Value fucking added!!!

The Theatre of Dreams, apparently.



    PC Howard Webb Trying Out Cross-Dressing Prior To A Man Utd Match


Yet Sir Ferguson bleats only about corruptions against his interests.
Ten Premier League referees have statistically "biased" data favouring Manchester United.
This season, Man Utd have not had ONE SINGLE penalty or sending off given against them in the EPL - the first time in history where a title will be won with such an "advantage".

Meanwhile, in the key away matches at Chelsea and Liverpool, United were provided with three sendings off, a penalty and an offside winning goal to help them on their way - in just two games!?
And, on Monday next, when the title will be all but secured at Old Trafford against the Noisy Neighbours, we have Mike Dean refereeing (Dean regarded Ferguson's abuse of an assistant referee during the Newcastle match in December as "reasonable and rational", and sent off Wilshire when United defeated Arsenal) and Howard Webb will stand next to Ferguson on the touchline helping events on their way as 4th Official.

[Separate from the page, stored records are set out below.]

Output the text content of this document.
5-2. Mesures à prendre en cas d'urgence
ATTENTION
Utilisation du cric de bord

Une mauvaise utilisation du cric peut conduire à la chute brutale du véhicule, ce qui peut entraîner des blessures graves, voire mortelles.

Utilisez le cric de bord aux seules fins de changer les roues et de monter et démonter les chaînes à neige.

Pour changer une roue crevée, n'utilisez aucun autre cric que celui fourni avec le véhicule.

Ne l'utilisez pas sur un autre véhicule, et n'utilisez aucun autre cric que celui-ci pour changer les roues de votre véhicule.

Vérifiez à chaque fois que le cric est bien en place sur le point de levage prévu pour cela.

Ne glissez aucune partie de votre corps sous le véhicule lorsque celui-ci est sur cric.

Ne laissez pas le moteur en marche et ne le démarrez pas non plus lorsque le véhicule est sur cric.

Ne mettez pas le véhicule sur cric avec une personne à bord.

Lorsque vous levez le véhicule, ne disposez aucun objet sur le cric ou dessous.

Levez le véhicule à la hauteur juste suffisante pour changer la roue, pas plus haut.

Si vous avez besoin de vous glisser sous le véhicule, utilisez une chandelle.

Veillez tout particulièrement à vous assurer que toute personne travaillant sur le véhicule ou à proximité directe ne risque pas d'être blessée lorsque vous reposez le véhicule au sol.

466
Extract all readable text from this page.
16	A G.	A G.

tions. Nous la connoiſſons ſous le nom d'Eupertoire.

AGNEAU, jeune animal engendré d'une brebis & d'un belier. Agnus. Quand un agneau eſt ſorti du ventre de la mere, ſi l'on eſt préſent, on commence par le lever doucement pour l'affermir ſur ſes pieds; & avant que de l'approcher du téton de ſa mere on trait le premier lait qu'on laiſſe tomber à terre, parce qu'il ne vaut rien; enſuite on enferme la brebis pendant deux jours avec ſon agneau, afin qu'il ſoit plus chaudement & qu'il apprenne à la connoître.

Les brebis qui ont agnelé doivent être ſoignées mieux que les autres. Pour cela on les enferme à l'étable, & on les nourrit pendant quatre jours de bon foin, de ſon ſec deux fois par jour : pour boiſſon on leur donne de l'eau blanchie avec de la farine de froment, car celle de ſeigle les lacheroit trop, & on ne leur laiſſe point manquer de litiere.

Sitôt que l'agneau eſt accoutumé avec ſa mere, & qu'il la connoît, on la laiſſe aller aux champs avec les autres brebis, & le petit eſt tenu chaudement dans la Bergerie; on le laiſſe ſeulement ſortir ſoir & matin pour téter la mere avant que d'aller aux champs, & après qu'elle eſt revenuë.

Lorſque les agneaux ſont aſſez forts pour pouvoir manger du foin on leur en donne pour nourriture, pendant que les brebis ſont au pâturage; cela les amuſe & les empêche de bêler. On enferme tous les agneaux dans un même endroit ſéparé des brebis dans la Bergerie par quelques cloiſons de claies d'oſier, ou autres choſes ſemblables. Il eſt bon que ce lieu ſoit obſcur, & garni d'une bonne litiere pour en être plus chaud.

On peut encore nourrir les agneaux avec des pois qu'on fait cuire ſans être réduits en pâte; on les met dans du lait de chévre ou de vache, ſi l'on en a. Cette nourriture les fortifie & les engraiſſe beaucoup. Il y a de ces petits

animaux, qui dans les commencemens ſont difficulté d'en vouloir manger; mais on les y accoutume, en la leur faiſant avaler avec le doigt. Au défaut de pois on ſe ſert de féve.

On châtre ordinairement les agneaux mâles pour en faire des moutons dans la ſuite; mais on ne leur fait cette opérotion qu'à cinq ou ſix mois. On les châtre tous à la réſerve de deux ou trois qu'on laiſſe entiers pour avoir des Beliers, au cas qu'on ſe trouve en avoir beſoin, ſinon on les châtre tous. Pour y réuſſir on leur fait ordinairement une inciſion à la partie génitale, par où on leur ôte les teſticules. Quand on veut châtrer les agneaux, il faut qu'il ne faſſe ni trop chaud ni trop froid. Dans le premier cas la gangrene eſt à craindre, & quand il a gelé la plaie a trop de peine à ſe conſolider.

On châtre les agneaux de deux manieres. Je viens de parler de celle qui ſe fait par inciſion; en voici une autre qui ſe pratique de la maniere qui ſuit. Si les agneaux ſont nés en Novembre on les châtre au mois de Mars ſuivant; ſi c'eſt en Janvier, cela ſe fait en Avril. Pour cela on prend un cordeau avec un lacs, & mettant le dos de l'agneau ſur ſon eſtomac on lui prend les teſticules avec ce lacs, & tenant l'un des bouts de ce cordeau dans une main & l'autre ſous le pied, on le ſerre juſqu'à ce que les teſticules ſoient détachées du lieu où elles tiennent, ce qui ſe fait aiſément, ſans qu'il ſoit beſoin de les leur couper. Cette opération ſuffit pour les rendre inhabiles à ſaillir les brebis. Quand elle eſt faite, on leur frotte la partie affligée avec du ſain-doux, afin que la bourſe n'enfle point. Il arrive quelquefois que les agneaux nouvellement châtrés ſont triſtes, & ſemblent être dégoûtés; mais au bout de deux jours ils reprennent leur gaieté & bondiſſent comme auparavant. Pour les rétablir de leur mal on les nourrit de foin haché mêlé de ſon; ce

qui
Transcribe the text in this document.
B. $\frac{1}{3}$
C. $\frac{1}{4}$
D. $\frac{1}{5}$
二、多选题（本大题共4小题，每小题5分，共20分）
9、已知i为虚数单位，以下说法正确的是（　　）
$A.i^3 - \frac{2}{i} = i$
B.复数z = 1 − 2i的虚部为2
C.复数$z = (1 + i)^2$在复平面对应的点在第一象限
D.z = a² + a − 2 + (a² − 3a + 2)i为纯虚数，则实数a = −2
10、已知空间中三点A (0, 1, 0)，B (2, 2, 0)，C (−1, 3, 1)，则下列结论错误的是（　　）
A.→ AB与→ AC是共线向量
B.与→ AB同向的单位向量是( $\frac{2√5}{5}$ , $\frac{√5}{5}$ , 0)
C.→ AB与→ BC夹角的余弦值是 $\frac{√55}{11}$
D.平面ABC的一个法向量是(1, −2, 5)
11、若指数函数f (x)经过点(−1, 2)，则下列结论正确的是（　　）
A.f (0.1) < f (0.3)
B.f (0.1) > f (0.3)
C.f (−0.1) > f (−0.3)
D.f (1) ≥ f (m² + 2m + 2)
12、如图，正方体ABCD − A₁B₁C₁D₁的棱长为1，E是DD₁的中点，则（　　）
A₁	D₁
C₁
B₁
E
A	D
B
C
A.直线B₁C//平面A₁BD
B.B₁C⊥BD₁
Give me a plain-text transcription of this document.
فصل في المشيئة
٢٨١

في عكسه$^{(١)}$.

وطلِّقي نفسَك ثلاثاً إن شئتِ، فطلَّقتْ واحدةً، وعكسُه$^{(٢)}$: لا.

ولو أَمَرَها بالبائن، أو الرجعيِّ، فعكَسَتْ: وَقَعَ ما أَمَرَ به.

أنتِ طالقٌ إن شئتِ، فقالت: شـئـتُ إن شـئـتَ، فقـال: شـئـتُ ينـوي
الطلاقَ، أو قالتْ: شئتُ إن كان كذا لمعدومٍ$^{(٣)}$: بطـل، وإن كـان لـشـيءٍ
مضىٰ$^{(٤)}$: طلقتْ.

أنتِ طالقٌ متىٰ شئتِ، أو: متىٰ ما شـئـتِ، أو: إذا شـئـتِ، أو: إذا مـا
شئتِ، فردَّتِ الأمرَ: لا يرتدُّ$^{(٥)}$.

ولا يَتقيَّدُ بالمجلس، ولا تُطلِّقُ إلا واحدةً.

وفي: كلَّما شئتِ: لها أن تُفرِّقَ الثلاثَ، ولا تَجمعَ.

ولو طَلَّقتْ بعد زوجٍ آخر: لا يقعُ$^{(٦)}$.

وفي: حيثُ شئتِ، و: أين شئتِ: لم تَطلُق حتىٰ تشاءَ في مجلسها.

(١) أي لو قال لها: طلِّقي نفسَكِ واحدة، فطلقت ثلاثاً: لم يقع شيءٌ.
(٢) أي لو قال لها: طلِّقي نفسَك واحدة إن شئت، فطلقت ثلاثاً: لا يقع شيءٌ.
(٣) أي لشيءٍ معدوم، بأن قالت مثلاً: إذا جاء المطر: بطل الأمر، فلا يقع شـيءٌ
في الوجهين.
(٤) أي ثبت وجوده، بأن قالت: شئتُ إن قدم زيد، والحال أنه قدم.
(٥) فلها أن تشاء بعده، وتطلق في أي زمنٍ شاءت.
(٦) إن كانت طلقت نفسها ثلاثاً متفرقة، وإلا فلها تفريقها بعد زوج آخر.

   Ferguson Walks Away After Shaking Rafa's Hand And Offering Advice


Then there are the betting patterns on Monday's FA Cup replay between Chelsea and Man Utd.

One of the most major sustained gambles that we have ever witnessed existed on this match with almost all major bookmakers being aware of the one-track market by kick off.
Despite the teams being each-of-two in the market at the start of April Fool's Day, much more money and virtually all of the voluminous underground trades (literally) were on Chelsea to win.
This is absolutely not a normal betting pattern on a competitive FA Cup Quarter Final between two managers who hate one another!

Now where did this market knowledge emanate from?
Shouldn't someone be blowing the whistle?

Or is it prefered that we should all get worked up about a dodgy American billionaire sacking a multi-millionaire and replacing him with a dodgy Italian fascist multi-millionaire, while "our own" multi-millionaires stash their money offshore or, in the case of Sir Ferguson, at Goldman Sachs, and the new Man Utd CEO is a multi-millionaire former investment banker from JP Morgan?